The agreement also gives Serbs the right to elect a regional police commander and ensures that a majority of judges in courts in the north will be Serbs. But the police and courts will be integrated into the Kosovo police and justice system. That would eliminate the separate Serb-controlled institutions linked to Belgrade that have operated there since 1999, when Kosovo was placed under United Nations administration.
On April 22, the European Commission recommended to EU member states that, on the basis of the agreement, Serbia should be allowed to start formal EU membership talks and Kosovo should be given a Stabilization and Association Agreement, the first step toward eventual membership. Respect for human rights and the rule of law are key requirements for EU membership.
Despite their EU aspirations, Serbia and Kosovo still struggle with serious human rights abuses, Human Rights Watch said. In Kosovo, prosecutions for war crimes and serious post-war abuse are progressing slowly and the rule of law is hampered by witness protection problems and backlogs in the courts.
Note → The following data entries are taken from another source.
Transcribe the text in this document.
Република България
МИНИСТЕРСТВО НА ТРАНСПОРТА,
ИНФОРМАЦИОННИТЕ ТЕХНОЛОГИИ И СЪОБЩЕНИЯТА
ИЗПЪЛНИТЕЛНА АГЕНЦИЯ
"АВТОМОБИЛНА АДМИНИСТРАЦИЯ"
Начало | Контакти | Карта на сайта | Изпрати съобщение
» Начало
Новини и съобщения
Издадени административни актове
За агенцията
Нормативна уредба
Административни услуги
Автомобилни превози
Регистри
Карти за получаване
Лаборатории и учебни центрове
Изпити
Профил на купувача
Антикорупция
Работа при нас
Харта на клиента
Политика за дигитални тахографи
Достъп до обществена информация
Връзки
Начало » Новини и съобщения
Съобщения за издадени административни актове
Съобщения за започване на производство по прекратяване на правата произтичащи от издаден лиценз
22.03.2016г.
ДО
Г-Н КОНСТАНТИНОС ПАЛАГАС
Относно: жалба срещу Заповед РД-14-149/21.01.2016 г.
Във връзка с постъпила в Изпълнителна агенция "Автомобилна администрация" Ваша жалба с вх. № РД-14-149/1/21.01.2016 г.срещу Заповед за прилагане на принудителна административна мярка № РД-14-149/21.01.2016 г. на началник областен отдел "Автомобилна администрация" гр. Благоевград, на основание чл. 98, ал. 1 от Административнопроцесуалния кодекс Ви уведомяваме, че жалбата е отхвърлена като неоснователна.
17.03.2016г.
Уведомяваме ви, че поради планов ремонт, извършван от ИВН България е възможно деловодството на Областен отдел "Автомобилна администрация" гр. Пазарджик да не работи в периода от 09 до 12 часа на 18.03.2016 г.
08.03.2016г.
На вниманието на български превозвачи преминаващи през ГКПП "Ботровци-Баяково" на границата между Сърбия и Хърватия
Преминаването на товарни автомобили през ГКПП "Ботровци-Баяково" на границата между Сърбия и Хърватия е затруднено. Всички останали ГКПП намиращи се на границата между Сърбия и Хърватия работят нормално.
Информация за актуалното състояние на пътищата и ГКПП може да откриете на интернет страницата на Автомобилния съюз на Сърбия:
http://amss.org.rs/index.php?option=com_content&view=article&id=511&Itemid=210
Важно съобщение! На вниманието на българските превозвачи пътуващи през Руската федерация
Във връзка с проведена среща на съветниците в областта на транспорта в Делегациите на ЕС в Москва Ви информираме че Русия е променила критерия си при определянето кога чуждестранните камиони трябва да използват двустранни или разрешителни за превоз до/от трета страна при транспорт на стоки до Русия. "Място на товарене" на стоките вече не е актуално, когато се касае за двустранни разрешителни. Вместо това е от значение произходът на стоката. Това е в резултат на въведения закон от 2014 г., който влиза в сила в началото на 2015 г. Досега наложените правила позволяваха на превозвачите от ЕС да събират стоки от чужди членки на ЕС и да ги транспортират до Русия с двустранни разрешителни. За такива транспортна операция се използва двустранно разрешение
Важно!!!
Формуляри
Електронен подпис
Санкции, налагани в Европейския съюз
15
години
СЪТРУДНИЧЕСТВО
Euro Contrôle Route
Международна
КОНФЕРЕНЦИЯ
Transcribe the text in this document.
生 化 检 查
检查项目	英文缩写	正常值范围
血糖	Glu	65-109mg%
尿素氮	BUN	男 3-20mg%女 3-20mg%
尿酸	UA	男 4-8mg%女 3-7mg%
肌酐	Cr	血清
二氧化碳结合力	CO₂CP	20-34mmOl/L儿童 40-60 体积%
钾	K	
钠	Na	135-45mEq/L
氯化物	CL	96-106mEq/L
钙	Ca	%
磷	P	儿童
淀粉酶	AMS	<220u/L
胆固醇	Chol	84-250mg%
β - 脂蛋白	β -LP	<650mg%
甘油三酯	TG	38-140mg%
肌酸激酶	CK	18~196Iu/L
Serbia’s domestic war crimes prosecutions have slowed.
Lack of cooperation between Belgrade and Pristina hampers accountability and has impeded free movement across their shared border. Roma, Ashkali, and Egyptians―an Albanian-speaking minority group―in Kosovo face discrimination in housing, education, and employment, and Roma in Serbia experience discrimination and forced evictions. LGBT people experience discrimination in both Serbia and Kosovo. Media freedom is a concern in both places, including threats to journalists. Serbia’s asylum system lacks adequate capacity or protection against unsafe returns.
“If Belgrade and Pristina are committed to moving towards EU membership, they need to show that they take their human rights obligations seriously,” Gall said. “That means working together for accountability for war crimes and serious post-war abuses, and improving their domestic rights records, in line with European standards.”
Kosovo declared independence in February 2008, following 9 years of UN administration backed by a NATO-led peacekeeping force. Serbian forces withdrew from Kosovo in June 1999. Kosovo’s independence is formally recognized by more than 90 countries, including the United States and 22 EU member states, but not by Serbia.